Another resident, Mohammadullah, commented: “Foreign forces bombed the area and the bombs hit my brother’s house.” He said that the dead included women and 16 children.

Similar horrific incidents have taken place on a regular basis, especially since then senior US military commander in Afghanistan John Nicholson declared in October 2017 that “a tidal wave of air power is on the horizon.” He made the statement as the administration of President Donald Trump deployed dozens of additional UH-60 black hawk helicopters to US and Afghan forces.

According to US army statistics, American military aircraft dropped almost 3,000 bombs across Afghanistan over the first half of the year, or roughly 16 every day.

The figure was over five times larger than the number of bombs used in the first half of 2016, and twice the number dropped in the first six months of 2017. It was higher than in 2011, when, at the height of the Obama administration’s “surge” in Afghanistan, US forces dropped 2,300 bombs in the first half of the year.

In July alone, US troops used 746 munitions, the largest monthly figure since October 2010.

The result of the indiscriminate bombing has been a major increase in civilian deaths and injuries.

A UN report, released last month, found that civilian casualties from US and Afghan government airstrikes increased by 39 percent over the first nine months of the year, compared to the same period in 2017.

The 639 documented civilian casualties included 313 deaths and 336 injuries. Around 51 percent of the casualties were caused by US-NATO strikes and 38 percent by Afghan Air Force attacks. Women and children comprised more than 60 percent of the casualties. Child casualties from air raids were up 53 percent in the first nine months of the year, compared to the same period of 2017.

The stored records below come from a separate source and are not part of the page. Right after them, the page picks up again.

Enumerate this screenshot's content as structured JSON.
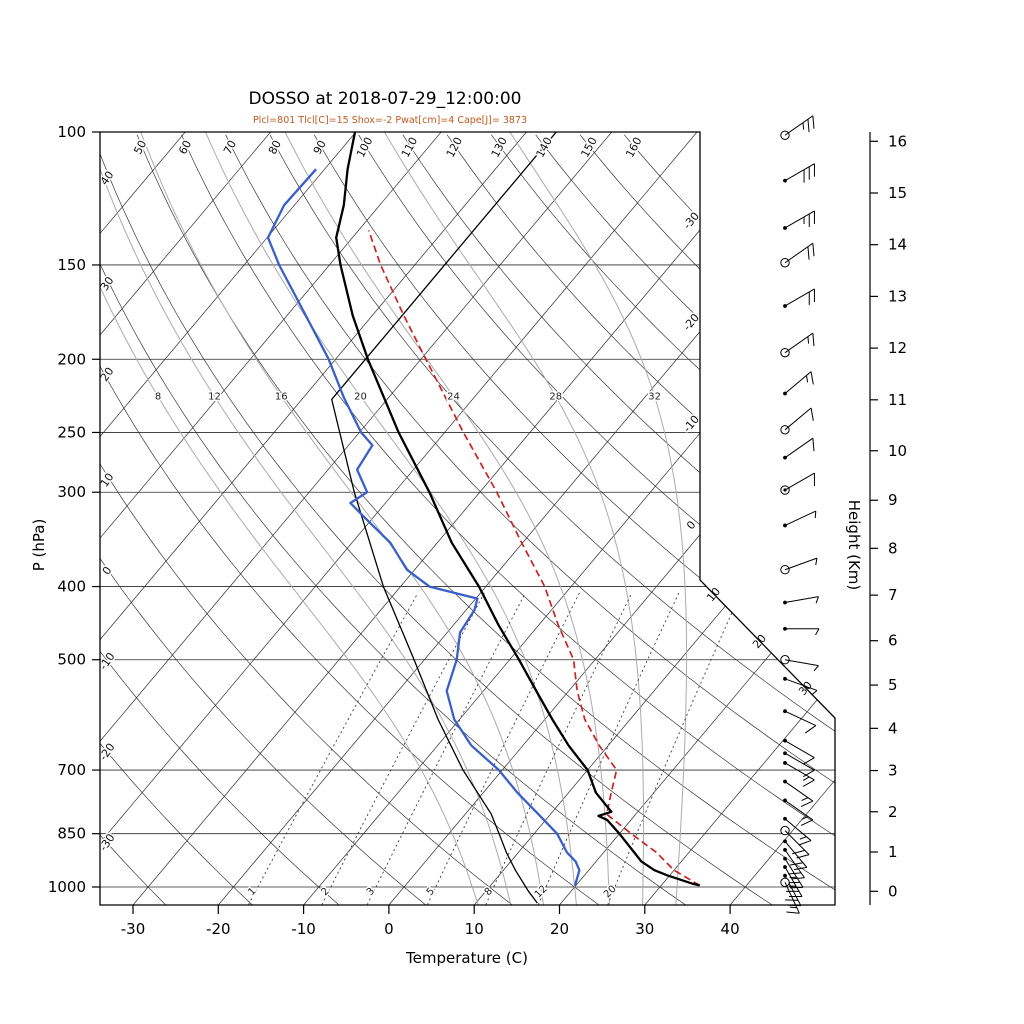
{
  "title": "DOSSO at 2018-07-29_12:00:00",
  "subtitle": "Plcl=801 Tlcl[C]=15 Shox=-2 Pwat[cm]=4 Cape[J]= 3873",
  "colors": {
    "temperature": "#000000",
    "dewpoint": "#3a5fc8",
    "parcel": "#cc2222",
    "std_atm": "#000000",
    "subtitle": "#c05a20",
    "moist_adiabat": "#ababab",
    "mixing_ratio": "#3c3c3c",
    "background_line": "#2b2b2b",
    "frame": "#000000"
  },
  "axes": {
    "pressure": {
      "title": "P (hPa)",
      "ticks": [
        100,
        150,
        200,
        250,
        300,
        400,
        500,
        700,
        850,
        1000
      ]
    },
    "temperature": {
      "title": "Temperature (C)",
      "ticks": [
        -30,
        -20,
        -10,
        0,
        10,
        20,
        30,
        40
      ]
    },
    "height": {
      "title": "Height (Km)",
      "ticks": [
        0,
        1,
        2,
        3,
        4,
        5,
        6,
        7,
        8,
        9,
        10,
        11,
        12,
        13,
        14,
        15,
        16
      ]
    }
  },
  "background": {
    "isotherm_min": -110,
    "isotherm_max": 40,
    "isotherm_step": 10,
    "isotherm_right_labels": [
      -30,
      -20,
      -10,
      0,
      10,
      20,
      30
    ],
    "dry_adiabat_min": -30,
    "dry_adiabat_max": 160,
    "dry_adiabat_step": 10,
    "moist_adiabats": [
      8,
      12,
      16,
      20,
      24,
      28,
      32
    ],
    "moist_label_pressure": 223,
    "mixing_ratios": [
      1,
      2,
      3,
      5,
      8,
      12,
      20
    ],
    "mixing_label_pressure": 1021
  },
  "chart_data": {
    "type": "skewt-log-p",
    "station": "DOSSO",
    "datetime": "2018-07-29_12:00:00",
    "indices": {
      "Plcl": 801,
      "Tlcl_C": 15,
      "Shox": -2,
      "Pwat_cm": 4,
      "Cape_J": 3873
    },
    "pressure_range_hPa": [
      100,
      1050
    ],
    "temperature_range_C": [
      -30,
      40
    ],
    "temperature_profile": [
      [
        995,
        34.5
      ],
      [
        990,
        33.5
      ],
      [
        965,
        29.7
      ],
      [
        950,
        27.7
      ],
      [
        925,
        25.3
      ],
      [
        900,
        23.6
      ],
      [
        850,
        20
      ],
      [
        815,
        17.2
      ],
      [
        805,
        15.8
      ],
      [
        795,
        16.9
      ],
      [
        750,
        13.2
      ],
      [
        700,
        10
      ],
      [
        650,
        5.4
      ],
      [
        600,
        0.9
      ],
      [
        550,
        -3.8
      ],
      [
        500,
        -8.9
      ],
      [
        450,
        -14.7
      ],
      [
        400,
        -20.8
      ],
      [
        350,
        -28.3
      ],
      [
        300,
        -35.9
      ],
      [
        250,
        -45.4
      ],
      [
        200,
        -56.2
      ],
      [
        175,
        -62.3
      ],
      [
        150,
        -68.7
      ],
      [
        138,
        -71.9
      ],
      [
        125,
        -74.2
      ],
      [
        112,
        -77.3
      ],
      [
        100,
        -80.1
      ]
    ],
    "dewpoint_profile": [
      [
        995,
        19.9
      ],
      [
        950,
        18.9
      ],
      [
        925,
        17.6
      ],
      [
        900,
        15.7
      ],
      [
        850,
        12.7
      ],
      [
        800,
        8.5
      ],
      [
        750,
        4
      ],
      [
        700,
        -0.4
      ],
      [
        650,
        -6
      ],
      [
        600,
        -10.6
      ],
      [
        550,
        -14.3
      ],
      [
        500,
        -16.2
      ],
      [
        460,
        -18.5
      ],
      [
        430,
        -19
      ],
      [
        415,
        -19.8
      ],
      [
        400,
        -26.6
      ],
      [
        380,
        -30.9
      ],
      [
        350,
        -35.5
      ],
      [
        325,
        -40.8
      ],
      [
        310,
        -44.1
      ],
      [
        300,
        -43.2
      ],
      [
        280,
        -46.6
      ],
      [
        260,
        -47.2
      ],
      [
        250,
        -49.8
      ],
      [
        225,
        -55.2
      ],
      [
        200,
        -60.8
      ],
      [
        175,
        -67.8
      ],
      [
        150,
        -75.9
      ],
      [
        138,
        -79.9
      ],
      [
        125,
        -81.2
      ],
      [
        112,
        -81
      ]
    ],
    "parcel_curve": [
      [
        995,
        34.5
      ],
      [
        950,
        30
      ],
      [
        900,
        26.2
      ],
      [
        850,
        21.4
      ],
      [
        801,
        16.6
      ],
      [
        750,
        15
      ],
      [
        700,
        13.4
      ],
      [
        650,
        9
      ],
      [
        600,
        4.7
      ],
      [
        550,
        1
      ],
      [
        500,
        -2.5
      ],
      [
        450,
        -7.7
      ],
      [
        400,
        -13.1
      ],
      [
        350,
        -20.1
      ],
      [
        300,
        -28
      ],
      [
        250,
        -37.8
      ],
      [
        200,
        -49.4
      ],
      [
        175,
        -56.3
      ],
      [
        150,
        -64
      ],
      [
        135,
        -68.8
      ]
    ],
    "standard_atmosphere": [
      [
        1050,
        17.2
      ],
      [
        1013,
        15
      ],
      [
        950,
        11.4
      ],
      [
        900,
        8.6
      ],
      [
        850,
        5.9
      ],
      [
        800,
        3
      ],
      [
        700,
        -4.6
      ],
      [
        600,
        -12.5
      ],
      [
        500,
        -21.2
      ],
      [
        400,
        -32
      ],
      [
        300,
        -44.7
      ],
      [
        250,
        -52.3
      ],
      [
        226,
        -56.5
      ],
      [
        200,
        -56.5
      ],
      [
        150,
        -56.5
      ],
      [
        100,
        -56.5
      ]
    ],
    "wind_barbs": [
      {
        "p": 101,
        "spd": 25,
        "dir": 55,
        "marker": "circle"
      },
      {
        "p": 116,
        "spd": 30,
        "dir": 60,
        "marker": "dot"
      },
      {
        "p": 134,
        "spd": 25,
        "dir": 60,
        "marker": "dot"
      },
      {
        "p": 149,
        "spd": 20,
        "dir": 55,
        "marker": "circle"
      },
      {
        "p": 170,
        "spd": 20,
        "dir": 60,
        "marker": "dot"
      },
      {
        "p": 196,
        "spd": 15,
        "dir": 55,
        "marker": "circle"
      },
      {
        "p": 222,
        "spd": 15,
        "dir": 50,
        "marker": "dot"
      },
      {
        "p": 248,
        "spd": 10,
        "dir": 50,
        "marker": "circle"
      },
      {
        "p": 270,
        "spd": 10,
        "dir": 55,
        "marker": "dot"
      },
      {
        "p": 298,
        "spd": 10,
        "dir": 60,
        "marker": "circdot"
      },
      {
        "p": 332,
        "spd": 5,
        "dir": 65,
        "marker": "dot"
      },
      {
        "p": 380,
        "spd": 5,
        "dir": 70,
        "marker": "circle"
      },
      {
        "p": 420,
        "spd": 5,
        "dir": 80,
        "marker": "dot"
      },
      {
        "p": 455,
        "spd": 5,
        "dir": 90,
        "marker": "dot"
      },
      {
        "p": 500,
        "spd": 5,
        "dir": 100,
        "marker": "circle"
      },
      {
        "p": 530,
        "spd": 5,
        "dir": 110,
        "marker": "dot"
      },
      {
        "p": 585,
        "spd": 10,
        "dir": 115,
        "marker": "dot"
      },
      {
        "p": 640,
        "spd": 10,
        "dir": 120,
        "marker": "dot"
      },
      {
        "p": 665,
        "spd": 10,
        "dir": 120,
        "marker": "dot"
      },
      {
        "p": 685,
        "spd": 15,
        "dir": 120,
        "marker": "dot"
      },
      {
        "p": 725,
        "spd": 15,
        "dir": 125,
        "marker": "dot"
      },
      {
        "p": 768,
        "spd": 15,
        "dir": 125,
        "marker": "dot"
      },
      {
        "p": 812,
        "spd": 15,
        "dir": 130,
        "marker": "dot"
      },
      {
        "p": 842,
        "spd": 20,
        "dir": 135,
        "marker": "circle"
      },
      {
        "p": 870,
        "spd": 20,
        "dir": 140,
        "marker": "dot"
      },
      {
        "p": 893,
        "spd": 20,
        "dir": 145,
        "marker": "dot"
      },
      {
        "p": 917,
        "spd": 25,
        "dir": 148,
        "marker": "dot"
      },
      {
        "p": 941,
        "spd": 25,
        "dir": 150,
        "marker": "dot"
      },
      {
        "p": 966,
        "spd": 20,
        "dir": 152,
        "marker": "dot"
      },
      {
        "p": 986,
        "spd": 15,
        "dir": 155,
        "marker": "circle"
      }
    ]
  }
}
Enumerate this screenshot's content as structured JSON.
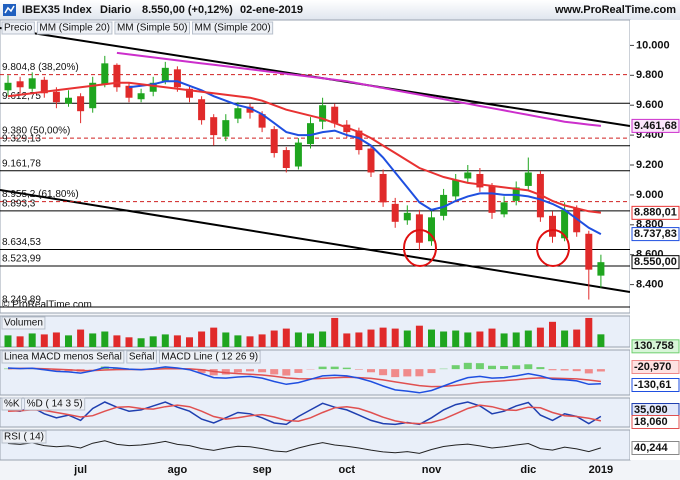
{
  "header": {
    "title": "IBEX35 Index",
    "period": "Diario",
    "quote": "8.550,00 (+0,12%)",
    "date": "02-ene-2019",
    "site": "www.ProRealTime.com"
  },
  "chart_data": [
    {
      "type": "candlestick",
      "legend": "Precio",
      "copyright": "© ProRealTime.com",
      "categories": [
        null,
        null,
        null,
        null,
        null,
        null,
        "jul",
        null,
        null,
        null,
        null,
        null,
        null,
        null,
        "ago",
        null,
        null,
        null,
        null,
        null,
        null,
        "sep",
        null,
        null,
        null,
        null,
        null,
        null,
        "oct",
        null,
        null,
        null,
        null,
        null,
        null,
        "nov",
        null,
        null,
        null,
        null,
        null,
        null,
        null,
        "dic",
        null,
        null,
        null,
        null,
        null,
        "2019"
      ],
      "open": [
        9700,
        9760,
        9710,
        9770,
        9690,
        9610,
        9660,
        9580,
        9740,
        9870,
        9730,
        9640,
        9690,
        9760,
        9840,
        9710,
        9640,
        9520,
        9390,
        9510,
        9590,
        9540,
        9440,
        9300,
        9190,
        9340,
        9490,
        9590,
        9470,
        9430,
        9310,
        9140,
        8940,
        8830,
        8870,
        8690,
        8860,
        8990,
        9110,
        9140,
        9060,
        8870,
        8960,
        9060,
        9140,
        8860,
        8710,
        8910,
        8740,
        8460
      ],
      "high": [
        9800,
        9790,
        9820,
        9790,
        9720,
        9700,
        9680,
        9790,
        9930,
        9880,
        9750,
        9710,
        9790,
        9890,
        9860,
        9730,
        9660,
        9540,
        9540,
        9620,
        9610,
        9560,
        9460,
        9320,
        9380,
        9520,
        9650,
        9610,
        9500,
        9450,
        9330,
        9170,
        8980,
        8930,
        8900,
        8890,
        9040,
        9140,
        9200,
        9180,
        9080,
        8990,
        9090,
        9250,
        9160,
        8890,
        8950,
        8930,
        8760,
        8600
      ],
      "low": [
        9660,
        9680,
        9690,
        9650,
        9580,
        9590,
        9480,
        9550,
        9720,
        9690,
        9620,
        9620,
        9660,
        9740,
        9690,
        9620,
        9470,
        9330,
        9360,
        9480,
        9510,
        9420,
        9250,
        9150,
        9170,
        9310,
        9440,
        9450,
        9380,
        9270,
        9120,
        8920,
        8780,
        8800,
        8630,
        8660,
        8830,
        8960,
        9080,
        9020,
        8840,
        8850,
        8930,
        9030,
        8820,
        8680,
        8690,
        8720,
        8300,
        8380
      ],
      "close": [
        9750,
        9720,
        9780,
        9680,
        9620,
        9650,
        9560,
        9750,
        9880,
        9720,
        9650,
        9680,
        9750,
        9850,
        9720,
        9650,
        9500,
        9400,
        9500,
        9580,
        9550,
        9450,
        9280,
        9180,
        9350,
        9480,
        9600,
        9480,
        9420,
        9300,
        9150,
        8950,
        8820,
        8880,
        8680,
        8850,
        9000,
        9100,
        9150,
        9050,
        8880,
        8950,
        9050,
        9150,
        8850,
        8720,
        8900,
        8750,
        8500,
        8550
      ],
      "last_label": "8.550,00",
      "up_color": "#1fa51f",
      "down_color": "#e02a2a",
      "ylim": [
        8210,
        10170
      ],
      "yticks": [
        {
          "value": 8400,
          "label": "8.400"
        },
        {
          "value": 8600,
          "label": "8.600"
        },
        {
          "value": 8800,
          "label": "8.800"
        },
        {
          "value": 9000,
          "label": "9.000"
        },
        {
          "value": 9200,
          "label": "9.200"
        },
        {
          "value": 9400,
          "label": "9.400"
        },
        {
          "value": 9600,
          "label": "9.600"
        },
        {
          "value": 9800,
          "label": "9.800"
        },
        {
          "value": 10000,
          "label": "10.000"
        }
      ],
      "levels": [
        {
          "value": 9804.8,
          "label": "9.804,8 (38,20%)",
          "style": "dashed"
        },
        {
          "value": 9612.75,
          "label": "9.612,75",
          "style": "solid"
        },
        {
          "value": 9380,
          "label": "9.380 (50,00%)",
          "style": "dashed"
        },
        {
          "value": 9329.13,
          "label": "9.329,13",
          "style": "solid"
        },
        {
          "value": 9161.78,
          "label": "9.161,78",
          "style": "solid"
        },
        {
          "value": 8955.2,
          "label": "8.955,2 (61,80%)",
          "style": "dashed"
        },
        {
          "value": 8893.3,
          "label": "8.893,3",
          "style": "solid"
        },
        {
          "value": 8634.53,
          "label": "8.634,53",
          "style": "solid"
        },
        {
          "value": 8523.99,
          "label": "8.523,99",
          "style": "solid"
        },
        {
          "value": 8249.89,
          "label": "8.249,89",
          "style": "solid"
        }
      ],
      "overlays": [
        {
          "name": "MM (Simple 20)",
          "color": "#1f4fe0",
          "last_label": "8.737,83",
          "values": [
            null,
            null,
            null,
            null,
            null,
            null,
            null,
            null,
            null,
            null,
            9720,
            9730,
            9740,
            9760,
            9760,
            9730,
            9700,
            9660,
            9630,
            9600,
            9580,
            9540,
            9480,
            9420,
            9400,
            9400,
            9420,
            9430,
            9400,
            9380,
            9330,
            9250,
            9150,
            9050,
            8950,
            8900,
            8920,
            8960,
            8990,
            9010,
            9010,
            9000,
            9000,
            8990,
            8970,
            8940,
            8900,
            8840,
            8780,
            8737.83
          ]
        },
        {
          "name": "MM (Simple 50)",
          "color": "#e83232",
          "last_label": "8.880,01",
          "values": [
            9660,
            9670,
            9680,
            9690,
            9700,
            9710,
            9720,
            9730,
            9740,
            9750,
            9750,
            9740,
            9730,
            9720,
            9710,
            9700,
            9690,
            9680,
            9670,
            9660,
            9650,
            9630,
            9600,
            9570,
            9550,
            9530,
            9510,
            9480,
            9450,
            9420,
            9380,
            9330,
            9280,
            9230,
            9180,
            9150,
            9120,
            9100,
            9080,
            9070,
            9060,
            9050,
            9040,
            9030,
            9000,
            8960,
            8930,
            8910,
            8890,
            8880.01
          ]
        },
        {
          "name": "MM (Simple 200)",
          "color": "#cc2fcc",
          "last_label": "9.461,68",
          "values": [
            null,
            null,
            null,
            null,
            null,
            null,
            null,
            null,
            null,
            9950,
            9940,
            9930,
            9920,
            9910,
            9900,
            9890,
            9880,
            9870,
            9860,
            9850,
            9840,
            9830,
            9820,
            9810,
            9800,
            9790,
            9780,
            9770,
            9760,
            9745,
            9730,
            9715,
            9700,
            9685,
            9670,
            9655,
            9640,
            9625,
            9610,
            9595,
            9580,
            9565,
            9550,
            9535,
            9520,
            9505,
            9490,
            9480,
            9470,
            9461.68
          ]
        }
      ]
    },
    {
      "type": "volume",
      "title": "Volumen",
      "last_label": "130.758",
      "ylim": [
        0,
        320000
      ],
      "values": [
        120000,
        110000,
        140000,
        130000,
        150000,
        120000,
        180000,
        140000,
        160000,
        120000,
        100000,
        90000,
        110000,
        130000,
        120000,
        100000,
        160000,
        200000,
        150000,
        120000,
        110000,
        130000,
        170000,
        190000,
        150000,
        140000,
        160000,
        300000,
        140000,
        150000,
        180000,
        200000,
        190000,
        170000,
        220000,
        180000,
        160000,
        170000,
        150000,
        160000,
        190000,
        140000,
        150000,
        170000,
        200000,
        260000,
        170000,
        180000,
        300000,
        130758
      ]
    },
    {
      "type": "macd",
      "ylim": [
        -230,
        170
      ],
      "series": [
        {
          "name": "Linea MACD menos Señal",
          "color": "#6fcf6f",
          "negative_color": "#f08a8a",
          "last_label": "-20,970",
          "values": [
            5,
            -1,
            2,
            -9,
            -19,
            -19,
            -23,
            -2,
            23,
            14,
            3,
            -2,
            6,
            17,
            6,
            -7,
            -34,
            -55,
            -48,
            -30,
            -20,
            -28,
            -47,
            -57,
            -34,
            -3,
            22,
            22,
            13,
            -5,
            -28,
            -54,
            -71,
            -65,
            -64,
            -35,
            4,
            35,
            56,
            53,
            30,
            28,
            34,
            43,
            18,
            -10,
            -12,
            -18,
            -38,
            -20.97
          ]
        },
        {
          "name": "Señal",
          "color": "#e05050",
          "values": [
            5,
            6,
            6,
            4,
            -1,
            -6,
            -12,
            -13,
            -8,
            -4,
            -3,
            -3,
            -1,
            3,
            4,
            2,
            -6,
            -20,
            -32,
            -40,
            -45,
            -52,
            -63,
            -78,
            -86,
            -87,
            -82,
            -77,
            -73,
            -75,
            -82,
            -96,
            -114,
            -130,
            -146,
            -155,
            -154,
            -145,
            -131,
            -118,
            -110,
            -103,
            -94,
            -83,
            -78,
            -80,
            -83,
            -87,
            -97,
            -109.64
          ]
        },
        {
          "name": "MACD Line ( 12 26 9)",
          "color": "#1f4fe0",
          "last_label": "-130,61",
          "values": [
            10,
            5,
            8,
            -5,
            -20,
            -25,
            -35,
            -15,
            15,
            10,
            0,
            -5,
            5,
            20,
            10,
            -5,
            -40,
            -75,
            -80,
            -70,
            -65,
            -80,
            -110,
            -135,
            -120,
            -90,
            -60,
            -55,
            -60,
            -80,
            -110,
            -150,
            -185,
            -195,
            -210,
            -190,
            -150,
            -110,
            -75,
            -65,
            -80,
            -75,
            -60,
            -40,
            -60,
            -90,
            -95,
            -105,
            -135,
            -130.61
          ]
        }
      ]
    },
    {
      "type": "stochastic",
      "ylim": [
        -5,
        105
      ],
      "series": [
        {
          "name": "%K",
          "color": "#1f3fb0",
          "last_label": "35,090",
          "values": [
            60,
            55,
            70,
            45,
            30,
            40,
            20,
            65,
            90,
            70,
            55,
            60,
            75,
            90,
            70,
            55,
            25,
            10,
            30,
            50,
            45,
            30,
            10,
            5,
            35,
            60,
            85,
            70,
            60,
            40,
            20,
            8,
            5,
            12,
            5,
            30,
            60,
            80,
            90,
            75,
            45,
            55,
            75,
            88,
            40,
            20,
            45,
            35,
            8,
            35.09
          ]
        },
        {
          "name": "%D ( 14 3 5)",
          "color": "#e05050",
          "last_label": "18,060",
          "values": [
            55,
            57,
            60,
            58,
            50,
            42,
            33,
            38,
            55,
            70,
            72,
            65,
            63,
            72,
            78,
            72,
            55,
            35,
            25,
            30,
            38,
            42,
            33,
            20,
            17,
            30,
            50,
            68,
            72,
            65,
            50,
            32,
            18,
            10,
            8,
            12,
            25,
            45,
            65,
            78,
            72,
            60,
            58,
            70,
            68,
            50,
            38,
            35,
            28,
            18.06
          ]
        }
      ]
    },
    {
      "type": "rsi",
      "ylim": [
        0,
        100
      ],
      "series": [
        {
          "name": "RSI ( 14)",
          "color": "#222222",
          "last_label": "40,244",
          "values": [
            55,
            52,
            57,
            48,
            44,
            47,
            40,
            56,
            64,
            52,
            48,
            50,
            55,
            62,
            52,
            48,
            38,
            32,
            40,
            46,
            44,
            38,
            30,
            27,
            40,
            50,
            58,
            50,
            46,
            40,
            33,
            27,
            24,
            28,
            22,
            35,
            45,
            50,
            53,
            47,
            40,
            44,
            50,
            55,
            38,
            33,
            43,
            37,
            28,
            40.244
          ]
        }
      ]
    }
  ]
}
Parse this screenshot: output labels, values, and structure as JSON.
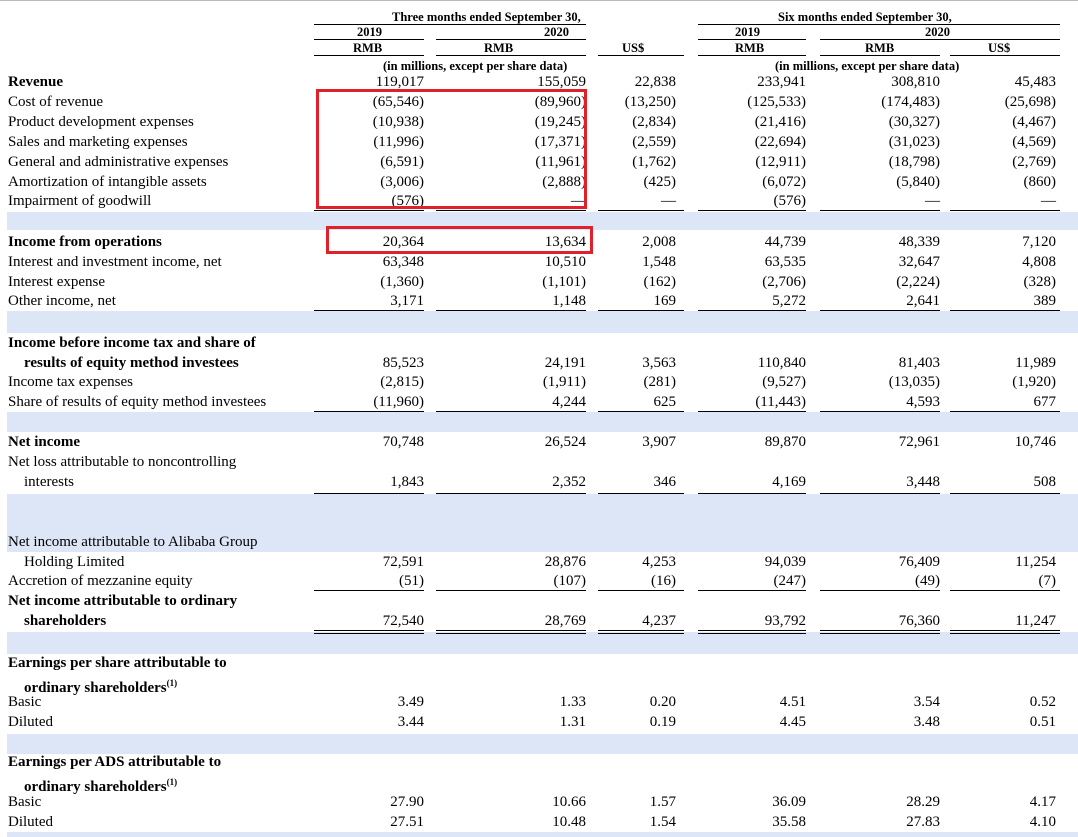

In July, for instance, US and Afghan airstrikes killed a family of 14 in the northern city of Kunduz, including women and three young children. US and NATO forces blithely denied that the victims were civilians.

In the last week of September, at least 24 civilians were killed by Afghan and US bombings in three separate incidents. In one case, nine members of a single family died when munitions hit a teachers’ home in the eastern province of Kapisa. The victims reportedly included elderly grandparents and children between the ages of two and 12.

The bombing campaign has coincided with a deepening crisis of the US-backed Afghan government. According to a report by the US Special Inspector General for Afghanistan Reconstruction presented to Congress last month, the Afghan regime “controls or influences” only 55.5 percent of the country’s districts, compared with 72 percent in November 2015. The data indicated that the Taliban controls 12.5 of Afghanistan, with around 30 percent of the country “contested.”

It is widely reported, however, that the puppet Afghan government has control only over Kabul, the country’s capital.

Taliban advances have reportedly decimated the Afghan army, which is largely composed of economic conscripts amid widespread unemployment and terrible poverty. Afghan security forces numbered 312,328 in July, down by almost 9,000 in the space of a year. The total was the lowest since 2012. 

NATO has responded by bolstering the number of Western “military advisors” to Afghan forces. In August, Britain began deploying 440 additional military personnel to “assist” the Afghan army, including to provide security in Kabul.

US and NATO troops have been hit by a spike in casualties. On Tuesday, three US soldiers were killed, by an explosive device in the southeastern province of Ghazn. Three others and a military contractor were wounded in the incident, which had the highest US casualty toll in almost a year-and-a-half. Three days earlier, a US ranger was shot dead in the southwestern province of Nimroz during a firefight with militants.

The casualties threaten to undermine the Trump administration’s attempts to force a negotiated settlement to the war with the Taliban.

While Zalmay Khalilzad, the US Special Envoy has reportedly held recent talks with Taliban officials on brokering a “peace process,” China and Russia have organised their own negotiations for an end to the conflict. Each country is jockeying for influence in the country, amid mounting geo-strategic conflicts and a deepening crisis of the US occupation of Afghanistan, America’s longest war.